From the interview in which he justifiably called Batman v Superman “a piece of shit” to the 10-minute standing ovation Hacksaw Ridge received, the controversial actor/filmmaker may have finally forged a path to full-scale box office and critical acceptance. (It helps that another controversy, the one involving Nate Parker and Birth of a Nation, has been dominating industry headlines.) The inspiring drama, about Army Medic Desmond Doss, a conscientious objector who nonetheless “saw” action in the Second World War, is set for a November 4 release date and, with the feel-good story of Gibson’s rehabilitation headed for every media outlet in the country, expect huge buzz this fall for Hacksaw Ridge.
Jackie. Darren Aronofsky is back in the Oscar hunt as the producer of this Jackie Kennedy biopic, which stars Natalie Portman as the titular First Lady—or, as the story begins, the former First Lady, still reeling from JFK’s assassination. Her loss to Emma Stone in the Best Actress category is a surprise, as early reviews indicate she’s almost a lock to take home her second Oscar.
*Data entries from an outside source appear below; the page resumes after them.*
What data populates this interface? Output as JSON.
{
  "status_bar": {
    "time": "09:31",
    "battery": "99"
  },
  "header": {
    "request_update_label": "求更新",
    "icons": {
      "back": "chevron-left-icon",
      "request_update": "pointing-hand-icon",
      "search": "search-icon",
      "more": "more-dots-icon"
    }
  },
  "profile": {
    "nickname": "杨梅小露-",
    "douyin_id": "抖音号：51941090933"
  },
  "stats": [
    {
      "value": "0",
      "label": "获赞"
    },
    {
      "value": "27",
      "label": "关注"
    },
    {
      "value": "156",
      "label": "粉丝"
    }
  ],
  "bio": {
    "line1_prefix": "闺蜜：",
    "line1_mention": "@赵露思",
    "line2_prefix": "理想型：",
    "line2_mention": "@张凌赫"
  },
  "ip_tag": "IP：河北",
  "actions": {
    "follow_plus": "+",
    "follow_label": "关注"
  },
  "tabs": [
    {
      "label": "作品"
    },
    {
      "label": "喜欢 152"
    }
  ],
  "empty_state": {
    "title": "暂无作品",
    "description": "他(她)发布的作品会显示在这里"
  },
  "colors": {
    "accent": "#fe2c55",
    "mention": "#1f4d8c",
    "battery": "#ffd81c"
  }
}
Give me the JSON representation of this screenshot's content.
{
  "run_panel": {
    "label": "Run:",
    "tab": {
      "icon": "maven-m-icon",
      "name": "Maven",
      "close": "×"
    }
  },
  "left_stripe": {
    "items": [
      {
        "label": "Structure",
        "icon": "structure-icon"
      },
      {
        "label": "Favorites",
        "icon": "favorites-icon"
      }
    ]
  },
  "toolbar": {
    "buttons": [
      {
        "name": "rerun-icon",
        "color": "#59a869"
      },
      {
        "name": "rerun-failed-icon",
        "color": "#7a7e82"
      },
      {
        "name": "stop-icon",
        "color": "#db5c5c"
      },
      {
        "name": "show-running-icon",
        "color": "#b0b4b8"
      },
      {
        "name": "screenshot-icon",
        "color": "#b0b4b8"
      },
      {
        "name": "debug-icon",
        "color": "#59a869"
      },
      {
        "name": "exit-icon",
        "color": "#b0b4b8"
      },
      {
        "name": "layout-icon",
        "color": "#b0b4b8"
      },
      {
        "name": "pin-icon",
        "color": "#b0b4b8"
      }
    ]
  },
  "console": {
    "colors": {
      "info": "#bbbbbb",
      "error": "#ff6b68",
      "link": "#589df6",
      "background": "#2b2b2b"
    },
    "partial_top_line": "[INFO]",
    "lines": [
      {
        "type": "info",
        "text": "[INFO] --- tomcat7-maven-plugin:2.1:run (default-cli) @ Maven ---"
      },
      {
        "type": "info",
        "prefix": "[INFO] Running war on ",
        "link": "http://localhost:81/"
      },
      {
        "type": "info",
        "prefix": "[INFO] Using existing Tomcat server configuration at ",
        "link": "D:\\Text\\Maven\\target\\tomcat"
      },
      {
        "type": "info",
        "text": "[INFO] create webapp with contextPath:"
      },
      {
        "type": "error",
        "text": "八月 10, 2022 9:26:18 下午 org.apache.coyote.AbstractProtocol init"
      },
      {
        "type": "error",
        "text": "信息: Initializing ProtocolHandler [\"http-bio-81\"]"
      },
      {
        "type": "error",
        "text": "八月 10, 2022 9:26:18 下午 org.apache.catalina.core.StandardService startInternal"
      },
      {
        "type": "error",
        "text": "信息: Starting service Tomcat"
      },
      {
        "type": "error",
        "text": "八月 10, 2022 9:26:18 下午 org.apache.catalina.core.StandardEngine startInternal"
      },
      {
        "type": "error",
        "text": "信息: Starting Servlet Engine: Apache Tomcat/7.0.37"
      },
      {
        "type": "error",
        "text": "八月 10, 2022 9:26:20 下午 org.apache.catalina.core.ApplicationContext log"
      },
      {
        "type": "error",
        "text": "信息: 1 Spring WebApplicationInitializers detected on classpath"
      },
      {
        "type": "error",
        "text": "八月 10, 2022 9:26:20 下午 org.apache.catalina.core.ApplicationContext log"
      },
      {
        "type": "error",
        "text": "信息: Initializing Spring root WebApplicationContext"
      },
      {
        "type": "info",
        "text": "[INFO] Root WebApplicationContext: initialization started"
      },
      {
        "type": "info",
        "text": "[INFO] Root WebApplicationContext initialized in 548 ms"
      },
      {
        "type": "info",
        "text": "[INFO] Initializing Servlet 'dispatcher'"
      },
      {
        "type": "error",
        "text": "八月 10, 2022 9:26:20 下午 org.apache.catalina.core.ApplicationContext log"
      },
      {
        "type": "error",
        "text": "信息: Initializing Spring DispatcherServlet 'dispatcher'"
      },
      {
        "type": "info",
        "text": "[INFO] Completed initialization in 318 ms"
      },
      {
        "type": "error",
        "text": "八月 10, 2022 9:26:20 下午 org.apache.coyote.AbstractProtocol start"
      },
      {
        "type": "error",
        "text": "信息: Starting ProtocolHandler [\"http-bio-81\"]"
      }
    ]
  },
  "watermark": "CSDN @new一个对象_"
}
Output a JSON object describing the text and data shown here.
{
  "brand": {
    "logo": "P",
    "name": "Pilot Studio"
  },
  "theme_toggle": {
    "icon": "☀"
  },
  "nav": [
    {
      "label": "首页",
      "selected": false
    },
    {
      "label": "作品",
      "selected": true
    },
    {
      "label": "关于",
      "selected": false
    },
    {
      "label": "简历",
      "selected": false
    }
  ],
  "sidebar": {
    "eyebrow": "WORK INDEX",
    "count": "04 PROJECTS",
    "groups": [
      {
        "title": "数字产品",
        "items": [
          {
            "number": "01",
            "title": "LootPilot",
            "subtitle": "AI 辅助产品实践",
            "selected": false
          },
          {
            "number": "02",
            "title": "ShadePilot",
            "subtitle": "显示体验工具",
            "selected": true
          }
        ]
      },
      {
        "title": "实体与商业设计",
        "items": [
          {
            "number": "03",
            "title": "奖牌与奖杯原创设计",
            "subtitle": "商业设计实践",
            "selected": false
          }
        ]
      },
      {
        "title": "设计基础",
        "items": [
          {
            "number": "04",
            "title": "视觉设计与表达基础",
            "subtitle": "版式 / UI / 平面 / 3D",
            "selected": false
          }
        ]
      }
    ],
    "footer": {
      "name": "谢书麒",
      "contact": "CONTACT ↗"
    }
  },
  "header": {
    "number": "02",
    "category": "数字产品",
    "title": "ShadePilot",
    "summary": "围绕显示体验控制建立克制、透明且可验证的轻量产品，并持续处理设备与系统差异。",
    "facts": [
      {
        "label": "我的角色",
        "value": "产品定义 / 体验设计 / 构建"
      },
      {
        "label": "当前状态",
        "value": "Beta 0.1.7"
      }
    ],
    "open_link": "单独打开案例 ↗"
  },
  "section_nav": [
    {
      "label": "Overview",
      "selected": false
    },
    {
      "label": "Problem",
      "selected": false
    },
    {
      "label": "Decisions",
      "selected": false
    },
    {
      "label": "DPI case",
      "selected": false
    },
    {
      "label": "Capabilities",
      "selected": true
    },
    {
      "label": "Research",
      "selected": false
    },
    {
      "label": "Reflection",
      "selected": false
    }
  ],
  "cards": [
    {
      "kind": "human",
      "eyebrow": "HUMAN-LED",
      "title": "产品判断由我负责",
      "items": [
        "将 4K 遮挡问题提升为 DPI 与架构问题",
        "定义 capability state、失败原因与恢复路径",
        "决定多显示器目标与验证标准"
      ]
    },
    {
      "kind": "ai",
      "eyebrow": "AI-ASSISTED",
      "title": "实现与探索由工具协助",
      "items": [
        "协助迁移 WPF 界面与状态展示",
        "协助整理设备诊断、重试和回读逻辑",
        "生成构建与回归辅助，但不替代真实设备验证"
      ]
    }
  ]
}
The film has a curious background, actually. The original production began in 2010, with Rachel Weisz (picture her as Jackie O and you can tell she would be perfect in the role) and Aronofsky attached, then as the director. When the married pair split, production was abandoned, only later starting up again with Pablo Larraín and his Chilean team taking over. With Portman attached, the production again moved its base and filming was completed in her home city of Paris. The point being: this seems ripe for a Golden Globes sweep.
Voyage of Time. Terrence Malick left audiences sharply divided with his 2011 “narrative” feature The Tree of Life, which may have soured them entirely on his comeback. Voyage of Time seems to have doubled down on the obtuseness, with Malick describing the IMAX documentary as “one of my greatest dreams.” Uh oh.
Overshadowed by the Nick Cave doc One More Time With Feeling, Voyage lost out on the awards and is probably the only film starring Cate Blanchett (she’s the unseen narrator) not to be an Oscar frontrunner in the past fifteen years.
The Young Pope. With a stellar cast, including Diane Keaton and James Cromwell, this Jude Law-led TV series, scheduled to air on Sky in the UK before its 2017 premiere on HBO, should have been a buzzy property coming out of Venice.
In fact, it is buzzed-about but will it be enough to keep the momentum alive stateside between now and its February 2017 premiere in the US? Law’s performance has actually been widely praised, although in its four-star review, the Guardian called the series “strange” and hoped later episodes (two were screened) were more addictive. Charisma News dubbed the title character a “jezebelic Antichrist” and Variety suggested the antihero Pope character would inspire a massive Vatican-led backlash. In any case, Paolo Sorrentino’s follow-up to The Great Beauty is bound to be the most interesting TV drama of 2017… which is still a long ways away.